The structure of the game really does mirror an episode of the show and it makes it so much more involving. There’s plot, drama, action, problems to solve, retrospective moments and characterisation - much of which is on your say-so as you wander the ship, fix things and interact, influencing the way NPCs behave. It’s still basic, this is no Mass Effect but in some ways I feel ME owes EF at least a nod. If you swapped Voyager for the Normandy and Telsia for Ash. Or Liara, or Miranda or Tali, Jack or ... Just the same. Anyway, point is I hadn’t appreciated the depth or subtlety in Elite Force. It really tried to be something more than a straight shooter although as a shooter EF works well; the weapons are varied and actually work with different baddies rather than lazily getting bigger/outrageous/unuseable the further you get. You can also choose a weapon loadout ranging from just a Phaser to going Commando (I mean like the scene in Commando where he tools up). Plus you’re often shooting trek badguys too. The Klingons, the borg plus a few Voyager villains and some created for the game. They use typical group or cover tactics but rarely miss; run and gun will get you Redshirted quick.

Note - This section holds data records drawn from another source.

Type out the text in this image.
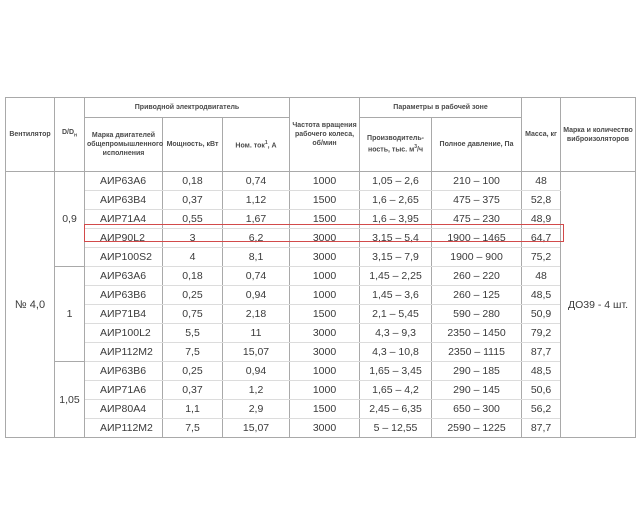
Вентилятор	$D/D_н$	Приводной электродвигатель			Частота вращения рабочего колеса, об/мин	Параметры в рабочей зоне		Масса, кг	Марка и количество виброизоляторов
		Марка двигателей общепромышленного исполнения	Мощность, кВт	Ном. ток$^1$, А		Производитель-ность, тыс. $м^3/ч$	Полное давление, Па		
№ 4,0	0,9	АИР63А6	0,18	0,74	1000	1,05 – 2,6	210 – 100	48	ДО39 - 4 шт.
		АИР63В4	0,37	1,12	1500	1,6 – 2,65	475 – 375	52,8	
		АИР71А4	0,55	1,67	1500	1,6 – 3,95	475 – 230	48,9	
		АИР90L2	3	6,2	3000	3,15 – 5,4	1900 – 1465	64,7	
		АИР100S2	4	8,1	3000	3,15 – 7,9	1900 – 900	75,2	
	1	АИР63А6	0,18	0,74	1000	1,45 – 2,25	260 – 220	48	
		АИР63В6	0,25	0,94	1000	1,45 – 3,6	260 – 125	48,5	
		АИР71В4	0,75	2,18	1500	2,1 – 5,45	590 – 280	50,9	
		АИР100L2	5,5	11	3000	4,3 – 9,3	2350 – 1450	79,2	
		АИР112М2	7,5	15,07	3000	4,3 – 10,8	2350 – 1115	87,7	
	1,05	АИР63В6	0,25	0,94	1000	1,65 – 3,45	290 – 185	48,5	
		АИР71А6	0,37	1,2	1000	1,65 – 4,2	290 – 145	50,6	
		АИР80А4	1,1	2,9	1500	2,45 – 6,35	650 – 300	56,2	
		АИР112М2	7,5	15,07	3000	5 – 12,55	2590 – 1225	87,7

The missions are well paced and much like the show, you’re rarely alone; Elite Force crew accompany you. Aside from Telsia’s headstrong habit of trying to get through doors first, they’re handy to have around. They work well, fight well and are quite chatty, talking about the mission, past events, how they’re feeling about things. It’s nice to not to play the lone gun-woman and their prattling keeps it all tied together. They’re often key to progressing too, splitting up to recon or hack doors, or if Telsia’s involved, triggering a firefight or setting off a trap. You become protective of them, they’re not cannon fodder. If one dies, another NCP doesn’t just beam in and your team is down by one – and mourned by all. This comrade-connection extends to the periods of R&R aboard the ship and several main characters in the game are the TV show’s background or recurring characters - you often overhear comments or references to episodes or trek events. All of this would go over the non-pointy ears of non-trek fans but for those in the know, it’s a lovely touch. The devs also keep each mission memorable. There’s a great plot twist during a borg mission where you walk into a trap (Telsia…) and instead of assimilation it was a set-up to blackmail you into finishing off an old adversary of theirs from the series. It’s a nice little nod tying it into the show but from a gaming perspective, suddenly you’re span off into a new situation and there’s a different tone to the mission.